Regulatory news - May 2016

EMA news

EMA announces 8th annual European Network of Paediatric Research workshop on 2 June 2016

On 2 June 2016, the “European Network of Paediatric Research at the European Medicines Agency” (Enpr-EMA) will hold its 8th annual workshop at the European Medicines Agency’s (EMA) London offices.

Specific legislation applies to the development of paediatric medicines in recognition of the fact that clinical protocols need to be tailored to these patients rather than them being treated according to an adult trial protocol. In the European Union, the Paediatric Investigation Plan (PIP) procedure is the mechanism by which clinical trials in children and adolescent patients are authorised, and there is a legal requirement for a PIP to be agreed by the EMA’s Paediatric Committee (PDCO) before a paediatric clinical trial can begin. The role of Enpr-EMA is to bring together research networks, investigators and centres in Europe with recognised expertise in performing paediatric clinical studies in accordance with the legislation such that more medicines are authorised for use in children.

According to the press release on the EMA website, the first day of the workshop will be open to all stakeholders including patients/parents organisations, regulators, Enpr-EMA network representatives, academia, clinical investigators and representatives from the pharmaceutical industry for paediatric studies. This will include a panel debate on how the ethical aspects of paediatric clinical studies will be handled in the context of the implementation of the new European Union Clinical Trial Regulation.

The second day of the workshop will involve discussions between the members of Enpr-EMA and the Enpr-EMA coordinating group to define priorities for 2016-2017.

Registration for the first day of the workshop is open until 24 May via the EMA website.

CAT publishes minutes of February 2016 meeting and March 2016 monthly report

Within the European Medicines Agency (EMA), the Committee for Advanced Therapies (CAT) is the expert committee with responsibility for the scientific evaluation of Advanced Therapy Medicinal Products (ATMPs). In this role, the CAT provides input into a number of EMA procedures, including, among others:

• Evaluation of marketing authorisation applications (MAAs) with the Committee for Medicinal Products for Human Use (CHMP);
• Scientific Advice with the CHMP and Scientific Advice Working Party (SAWP);
• Innovation Task Force (ITF) meetings (early dialogue ahead of formal scientific advice);
• Orphan Drug Designation with the Committee for Orphan Medicinal Products (COMP);
• Evaluation of Paediatric Investigation Plans (PIPs) with the Paediatric Committee (PDCO).
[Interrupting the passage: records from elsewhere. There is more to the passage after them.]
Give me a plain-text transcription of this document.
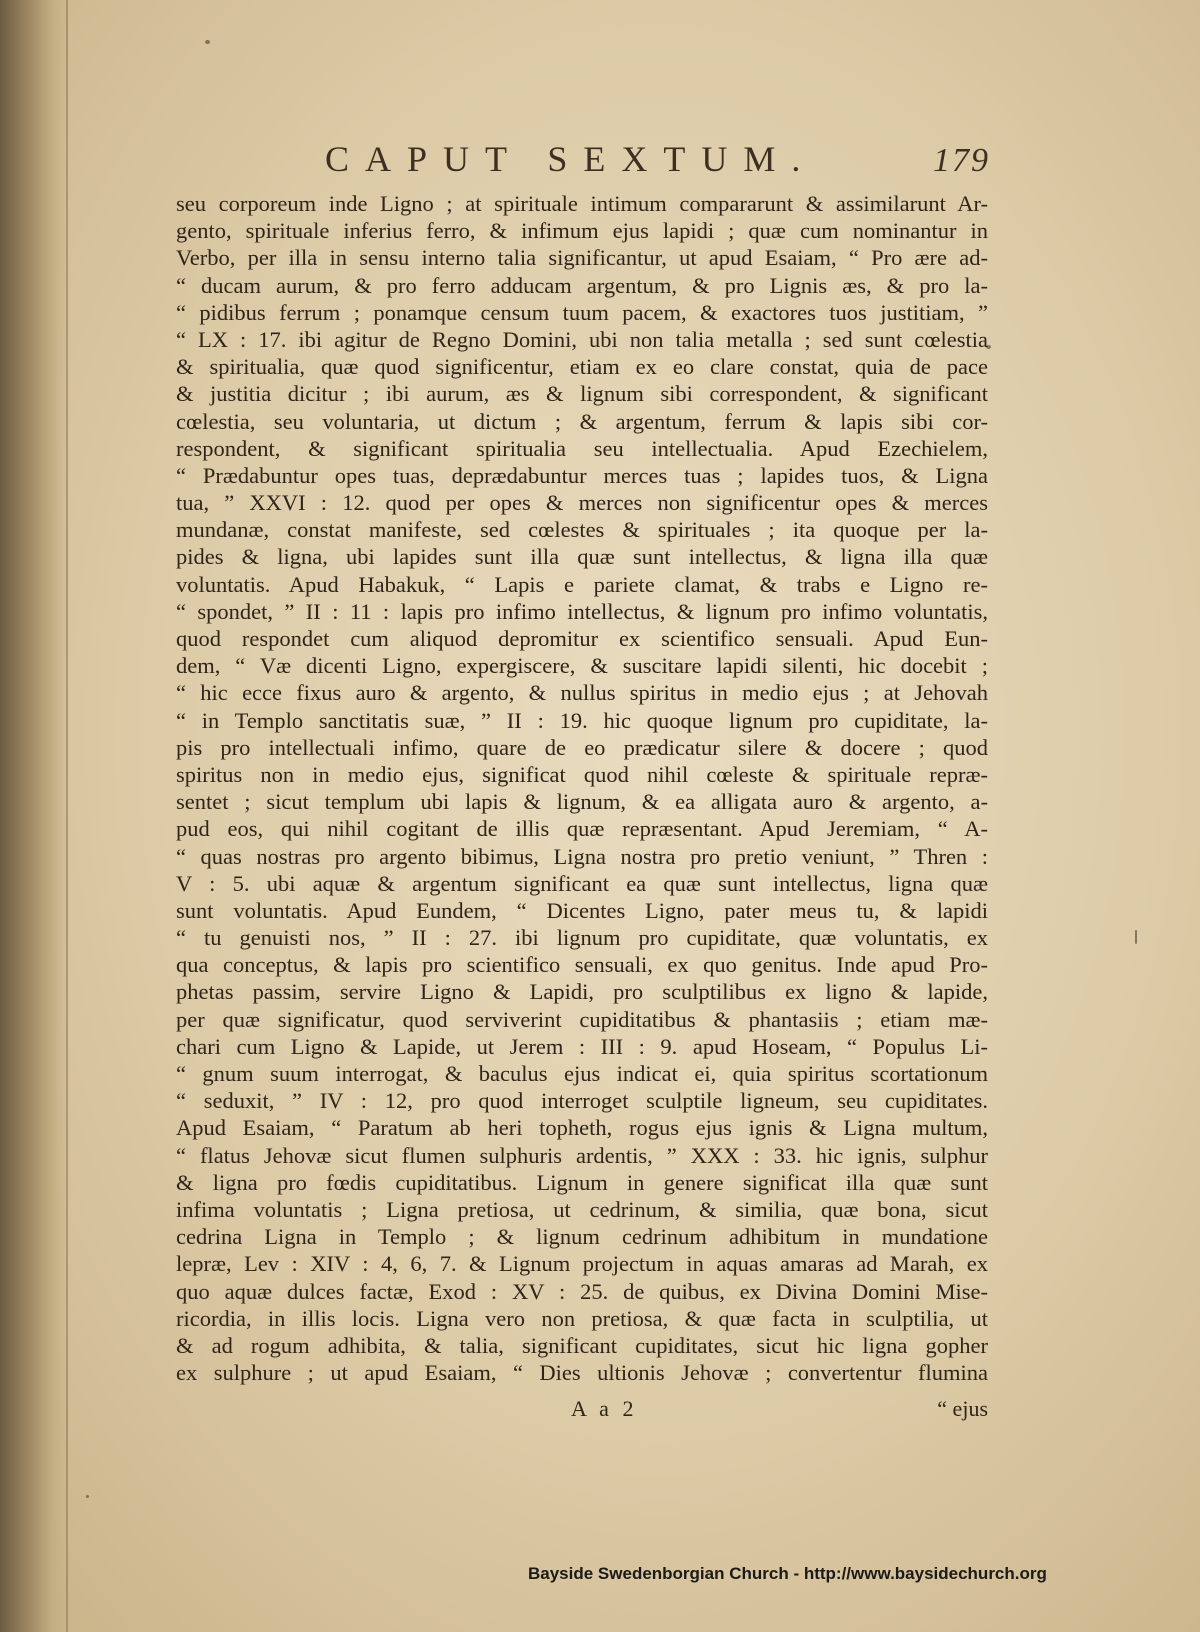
CAPUT SEXTUM.	179
seu corporeum inde Ligno ; at spirituale intimum compararunt & assimilarunt Ar-
gento, spirituale inferius ferro, & infimum ejus lapidi ; quæ cum nominantur in
Verbo, per illa in sensu interno talia significantur, ut apud Esaiam, “ Pro ære ad-
“ ducam aurum, & pro ferro adducam argentum, & pro Lignis æs, & pro la-
“ pidibus ferrum ; ponamque censum tuum pacem, & exactores tuos justitiam, ”
“ LX : 17. ibi agitur de Regno Domini, ubi non talia metalla ; sed sunt cœlestia
& spiritualia, quæ quod significentur, etiam ex eo clare constat, quia de pace
& justitia dicitur ; ibi aurum, æs & lignum sibi correspondent, & significant
cœlestia, seu voluntaria, ut dictum ; & argentum, ferrum & lapis sibi cor-
respondent, & significant spiritualia seu intellectualia. Apud Ezechielem,
“ Prædabuntur opes tuas, deprædabuntur merces tuas ; lapides tuos, & Ligna
tua, ” XXVI : 12. quod per opes & merces non significentur opes & merces
mundanæ, constat manifeste, sed cœlestes & spirituales ; ita quoque per la-
pides & ligna, ubi lapides sunt illa quæ sunt intellectus, & ligna illa quæ
voluntatis. Apud Habakuk, “ Lapis e pariete clamat, & trabs e Ligno re-
“ spondet, ” II : 11 : lapis pro infimo intellectus, & lignum pro infimo voluntatis,
quod respondet cum aliquod depromitur ex scientifico sensuali. Apud Eun-
dem, “ Væ dicenti Ligno, expergiscere, & suscitare lapidi silenti, hic docebit ;
“ hic ecce fixus auro & argento, & nullus spiritus in medio ejus ; at Jehovah
“ in Templo sanctitatis suæ, ” II : 19. hic quoque lignum pro cupiditate, la-
pis pro intellectuali infimo, quare de eo prædicatur silere & docere ; quod
spiritus non in medio ejus, significat quod nihil cœleste & spirituale repræ-
sentet ; sicut templum ubi lapis & lignum, & ea alligata auro & argento, a-
pud eos, qui nihil cogitant de illis quæ repræsentant. Apud Jeremiam, “ A-
“ quas nostras pro argento bibimus, Ligna nostra pro pretio veniunt, ” Thren :
V : 5. ubi aquæ & argentum significant ea quæ sunt intellectus, ligna quæ
sunt voluntatis. Apud Eundem, “ Dicentes Ligno, pater meus tu, & lapidi
“ tu genuisti nos, ” II : 27. ibi lignum pro cupiditate, quæ voluntatis, ex
qua conceptus, & lapis pro scientifico sensuali, ex quo genitus. Inde apud Pro-
phetas passim, servire Ligno & Lapidi, pro sculptilibus ex ligno & lapide,
per quæ significatur, quod serviverint cupiditatibus & phantasiis ; etiam mæ-
chari cum Ligno & Lapide, ut Jerem : III : 9. apud Hoseam, “ Populus Li-
“ gnum suum interrogat, & baculus ejus indicat ei, quia spiritus scortationum
“ seduxit, ” IV : 12, pro quod interroget sculptile ligneum, seu cupiditates.
Apud Esaiam, “ Paratum ab heri topheth, rogus ejus ignis & Ligna multum,
“ flatus Jehovæ sicut flumen sulphuris ardentis, ” XXX : 33. hic ignis, sulphur
& ligna pro fœdis cupiditatibus. Lignum in genere significat illa quæ sunt
infima voluntatis ; Ligna pretiosa, ut cedrinum, & similia, quæ bona, sicut
cedrina Ligna in Templo ; & lignum cedrinum adhibitum in mundatione
lepræ, Lev : XIV : 4, 6, 7. & Lignum projectum in aquas amaras ad Marah, ex
quo aquæ dulces factæ, Exod : XV : 25. de quibus, ex Divina Domini Mise-
ricordia, in illis locis. Ligna vero non pretiosa, & quæ facta in sculptilia, ut
& ad rogum adhibita, & talia, significant cupiditates, sicut hic ligna gopher
ex sulphure ; ut apud Esaiam, “ Dies ultionis Jehovæ ; convertentur flumina
A a 2	“ ejus
Bayside Swedenborgian Church - http://www.baysidechurch.org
The CAT is also uniquely responsible for certain procedures, including ATMP Classification and certification of quality and nonclinical data for SMEs developing ATMPs.

CAT members meet monthly and minutes and reports of their meetings are published afterwards on the CAT website.

Minutes of CAT meetings are made available online following approval which always takes place during the next CAT meeting. Therefore, CAT monthly reports are always published ahead of the minutes for any one monthly meeting.

CAT meeting minutes February 2016

February 2016 minutes cover information of CAT decisions including:

• Day 180 list of outstanding issues for GSK’s ADA-SCID autologous CD34+ cells transduced with retroviral vector (Strimvelis; note that this product has subsequently received a positive opinion from the CHMP);
• Adoption of post-authorisation activities for Glybera;
• Scientific Recommendations on Classification of ATMPs (four new requests, six day 30 first reports, two day 60 revised reports, seven finalisations of procedures);
• Organisational, regulatory and methodological matters.

Below are highlighted some of the topics referring to procedural guidance and interactions of CAT drafting groups with associated working parties:

Mandate and organisation of the CAT

The update/revision of the guidance document “Procedural advice on the evaluation of ATMPs (EMEA/630043/2008)” was discussed. This document covers procedural advice for pre- and post-authorisation activities and for re-examination.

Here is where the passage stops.